With billions of dollars at stake, Trump Administration officials will have enormous leverage with states to make what are rather “political” decisions with funding in both the short- and long-term. They can reward friends and punish enemies with different baselines, different assumptions, different growth rates, and more. As we head into a coming presidential election, this can be particularly troubling.
Block Grants Would Undermine the Guarantee of Coverage
Finally, it must not be forgotten that the original intent of Medicaid was (and still is) to provide a safety net of health insurance coverage to the nation’s low-income children, disabled, and senior citizens through a state-federal partnership.
A block grant undermines that partnership and simply shifts all financial risk to the states under the guise of “state flexibility.” As any or all of the situations aforementioned arise, including economic recessions, natural disasters, population growth, aging populations, public health crises, or medical breakthroughs, states will find themselves without a federal financial partner to help and with nothing more than their newly granted “flexibility” to:
- Reduce eligibility or impose barriers to coverage for low-income children, pregnant women, people with disabilities, non-disabled adults, or senior citizens;
- Impose enrollment freezes (disproportionately harming babies);
- Place those in need on waiting lists;
- Withhold certain medical benefits, such as mental health or dental coverage;
- Slash payment rates to hospitals, clinics, doctors, dentists, and pharmacies;
- Raise taxes; or most likely,
- All of the above.
When Sen. Graham was confronted with House Speaker Newt Gingrich’s (R-GA) proposed Medicaid block grant nearly 24 years ago, he successfully admonished the state leaders to not be fooled by the proposal. Sen. Graham explained:
I have a warning for [governors], or more accurately a proverb for them. The proverb goes as follows: Fish see the worm, not the hook.
Those governors who are salivating, who are so anxious to gobble up block grants being proposed, will feel the hook when their economies stumble, when an epidemic strikes, when a natural disaster hits, when inflation creeps up again, or when their population grows. Worst of all, they will be held accountable in history for killing a program that actually had achieved its objectives and nurtured a national pride in providing basic health care for fragile and vulnerable citizens.
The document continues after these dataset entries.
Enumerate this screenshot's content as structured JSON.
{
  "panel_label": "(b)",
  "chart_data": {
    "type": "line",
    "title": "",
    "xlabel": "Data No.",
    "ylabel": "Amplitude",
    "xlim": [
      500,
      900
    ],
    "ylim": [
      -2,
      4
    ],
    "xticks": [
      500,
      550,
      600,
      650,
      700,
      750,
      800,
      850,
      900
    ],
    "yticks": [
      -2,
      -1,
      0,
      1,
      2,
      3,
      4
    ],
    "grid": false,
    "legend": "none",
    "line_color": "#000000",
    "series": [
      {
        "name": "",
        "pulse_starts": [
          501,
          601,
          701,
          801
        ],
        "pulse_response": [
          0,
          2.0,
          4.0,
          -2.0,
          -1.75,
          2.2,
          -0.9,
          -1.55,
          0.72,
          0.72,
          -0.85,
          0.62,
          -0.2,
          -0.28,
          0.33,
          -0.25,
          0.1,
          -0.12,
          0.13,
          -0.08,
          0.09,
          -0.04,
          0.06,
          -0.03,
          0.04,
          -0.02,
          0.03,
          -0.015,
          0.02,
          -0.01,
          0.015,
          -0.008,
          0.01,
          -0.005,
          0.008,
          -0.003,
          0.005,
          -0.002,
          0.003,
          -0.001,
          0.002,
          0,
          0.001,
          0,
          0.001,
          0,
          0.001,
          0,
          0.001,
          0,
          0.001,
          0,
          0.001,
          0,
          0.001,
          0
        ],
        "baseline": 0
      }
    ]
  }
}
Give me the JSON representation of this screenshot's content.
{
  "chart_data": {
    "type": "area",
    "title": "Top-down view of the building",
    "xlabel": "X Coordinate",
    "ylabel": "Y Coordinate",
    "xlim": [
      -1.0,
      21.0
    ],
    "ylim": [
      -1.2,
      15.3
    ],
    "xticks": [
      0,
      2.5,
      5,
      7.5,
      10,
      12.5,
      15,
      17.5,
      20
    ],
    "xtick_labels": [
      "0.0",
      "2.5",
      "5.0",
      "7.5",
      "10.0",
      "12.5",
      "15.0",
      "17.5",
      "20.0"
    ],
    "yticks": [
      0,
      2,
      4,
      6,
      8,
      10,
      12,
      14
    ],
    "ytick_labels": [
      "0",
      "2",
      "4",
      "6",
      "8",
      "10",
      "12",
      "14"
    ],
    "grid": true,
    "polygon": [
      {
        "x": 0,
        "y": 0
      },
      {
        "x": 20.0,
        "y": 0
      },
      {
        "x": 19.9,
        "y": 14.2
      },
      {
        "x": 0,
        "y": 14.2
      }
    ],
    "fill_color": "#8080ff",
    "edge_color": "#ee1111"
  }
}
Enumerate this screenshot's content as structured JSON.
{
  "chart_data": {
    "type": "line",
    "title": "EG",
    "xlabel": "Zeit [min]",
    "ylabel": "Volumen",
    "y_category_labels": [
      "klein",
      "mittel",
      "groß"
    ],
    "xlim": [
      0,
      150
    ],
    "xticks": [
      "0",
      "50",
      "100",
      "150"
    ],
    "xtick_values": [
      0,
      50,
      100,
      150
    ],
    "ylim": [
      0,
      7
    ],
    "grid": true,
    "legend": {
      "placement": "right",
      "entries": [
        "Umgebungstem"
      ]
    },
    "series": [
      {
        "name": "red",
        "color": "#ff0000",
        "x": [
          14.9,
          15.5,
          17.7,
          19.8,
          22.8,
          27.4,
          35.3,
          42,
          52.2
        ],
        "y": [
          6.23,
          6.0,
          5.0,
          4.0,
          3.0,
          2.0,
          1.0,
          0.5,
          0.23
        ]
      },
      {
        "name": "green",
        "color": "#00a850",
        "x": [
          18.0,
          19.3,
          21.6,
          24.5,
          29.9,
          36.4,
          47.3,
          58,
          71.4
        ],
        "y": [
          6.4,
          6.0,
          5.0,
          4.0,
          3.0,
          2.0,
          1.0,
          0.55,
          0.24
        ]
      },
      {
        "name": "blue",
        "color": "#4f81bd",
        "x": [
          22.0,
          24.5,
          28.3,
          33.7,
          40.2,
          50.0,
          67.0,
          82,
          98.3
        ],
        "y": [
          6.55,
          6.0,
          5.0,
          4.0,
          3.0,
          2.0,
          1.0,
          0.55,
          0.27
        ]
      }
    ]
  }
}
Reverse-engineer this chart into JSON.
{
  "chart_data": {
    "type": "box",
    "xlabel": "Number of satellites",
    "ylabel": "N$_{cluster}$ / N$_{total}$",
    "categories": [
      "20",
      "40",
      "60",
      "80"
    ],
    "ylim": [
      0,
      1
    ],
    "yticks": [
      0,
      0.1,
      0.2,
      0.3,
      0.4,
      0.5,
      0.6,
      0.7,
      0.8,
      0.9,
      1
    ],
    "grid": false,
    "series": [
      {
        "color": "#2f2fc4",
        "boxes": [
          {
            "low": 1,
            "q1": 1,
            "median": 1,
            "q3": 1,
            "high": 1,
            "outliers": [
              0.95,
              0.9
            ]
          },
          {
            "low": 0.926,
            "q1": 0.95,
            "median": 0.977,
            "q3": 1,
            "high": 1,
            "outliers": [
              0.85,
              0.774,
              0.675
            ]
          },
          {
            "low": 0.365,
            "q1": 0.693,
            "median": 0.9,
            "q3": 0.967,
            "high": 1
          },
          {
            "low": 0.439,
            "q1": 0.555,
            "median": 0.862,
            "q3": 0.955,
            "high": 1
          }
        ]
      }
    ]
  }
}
Graham’s words hold just as true today.
Medicaid block grants would unravel decades of progress toward reducing the number of uninsured Americans and fundamentally undermine the nation’s long-standing commitment to guaranteeing health care coverage to millions of vulnerable low-income children, people with disabilities, and senior citizens.
Consequently, Medicaid block grants should be sounded rejected, just as they have been repeatedly in the past. Now is not the time for our nation to retreat from two decades of progress, particularly when it comes to the health and well-being of our nation’s most vulnerable citizens.
As Peter Harbage and Sarah Arnquist explain, “. . .a block grant undermines the long-term investment in America’s greatest asset for future economic growth: our children.” The decisions that are made today will determine their tomorrow.